Herstellen einer Verbindung mit der Datenebene
Beim Entwerfen einer Datenebene für eine COM+-Anwendung spielen zwei Aspekte eine wichtige Rolle: Verbindungspooling und COM+-JiT-Aktivierung (Just-In-Time)und die Verwendung von DSNs. Komponenten, die Verbindungen mit der Datenebene herstellen, sollten com+-Objektpooling für die Komponente verwenden.
Verwenden Sie beim Erstellen von DSNs für die Komponente angegebene Objektkonstruktorzeichenfolgen, anstatt einen Datei-DSN zu erstellen.

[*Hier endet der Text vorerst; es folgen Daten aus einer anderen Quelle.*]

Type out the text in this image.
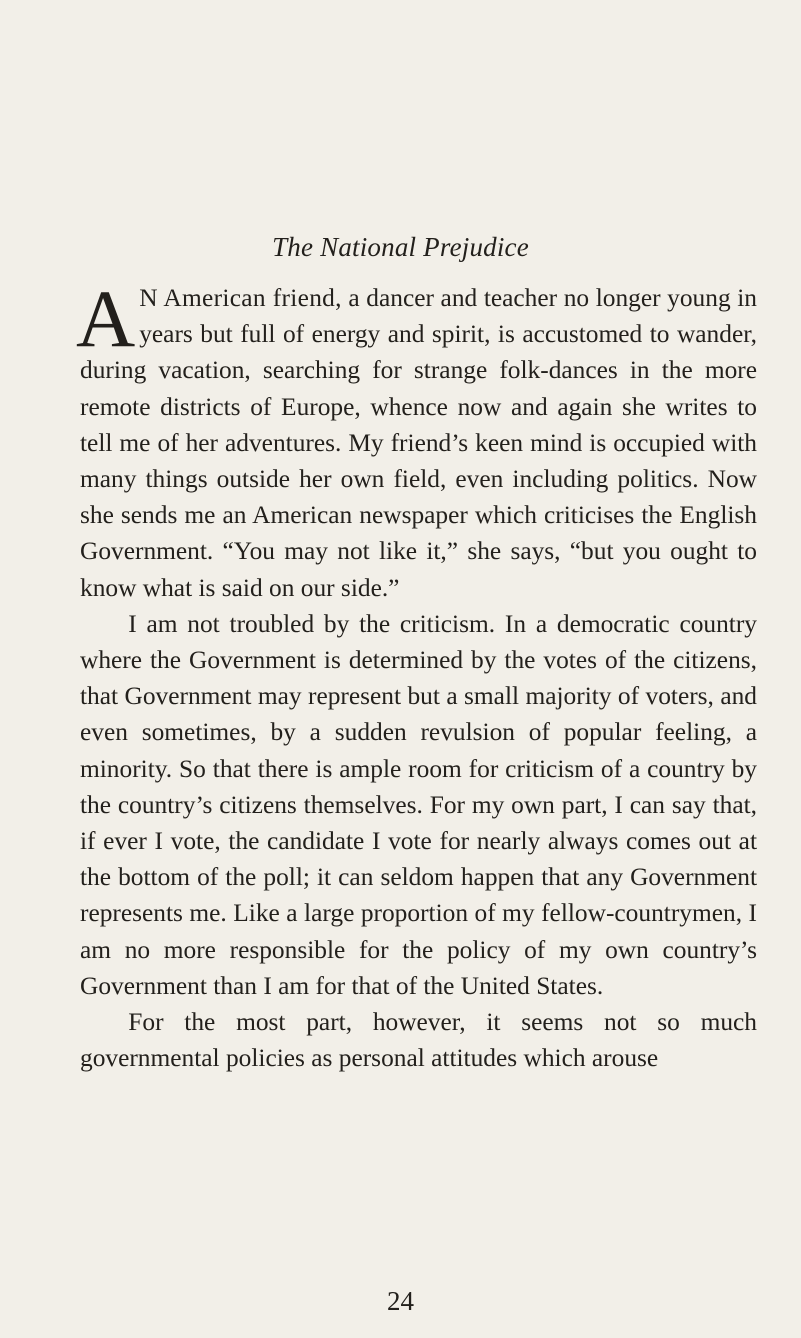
The National Prejudice

A N American friend, a dancer and teacher no longer young in years but full of energy and spirit, is accustomed to wander, during vacation, searching for strange folk-dances in the more remote districts of Europe, whence now and again she writes to tell me of her adventures. My friend’s keen mind is occupied with many things outside her own field, even including politics. Now she sends me an American newspaper which criticises the English Government. “You may not like it,” she says, “but you ought to know what is said on our side.”

I am not troubled by the criticism. In a democratic country where the Government is determined by the votes of the citizens, that Government may represent but a small majority of voters, and even sometimes, by a sudden revulsion of popular feeling, a minority. So that there is ample room for criticism of a country by the country’s citizens themselves. For my own part, I can say that, if ever I vote, the candidate I vote for nearly always comes out at the bottom of the poll; it can seldom happen that any Government represents me. Like a large proportion of my fellow-countrymen, I am no more responsible for the policy of my own country’s Government than I am for that of the United States.

For the most part, however, it seems not so much governmental policies as personal attitudes which arouse

24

Datei-DSNs sind langsamer als eine Verbindung mit einer Objektkonstruktorzeichenfolge. Objektkonstruktorzeichenfolgen können auf dem Eigenschaftenblatt der Komponente angegeben werden. Weitere Informationen finden Sie unter COM+-Objektkonstruktorzeichenfolgen.
Wenn Sie Komponenten für den Zugriff auf eine SQL Server verwenden, verwenden Sie COM+-Objektpooling anstelle SQL Verbindungspooling.
Wenn Ihre Komponente ADO zum Abrufen mehrerer Recordsets verwendet, stellen Sie mehrere Verbindungen für die Komponente her. Wenn ADO mehrere Recordsets abruft, werden mehrere Verbindungen im Hintergrund erstellt, wenn Sie sie nicht erstellen. Wenn Sie sie erstellen, können Sie sie in einem Pool zusammen verwenden und mehr Kontrolle über die Anzahl der verwendeten Verbindungen haben.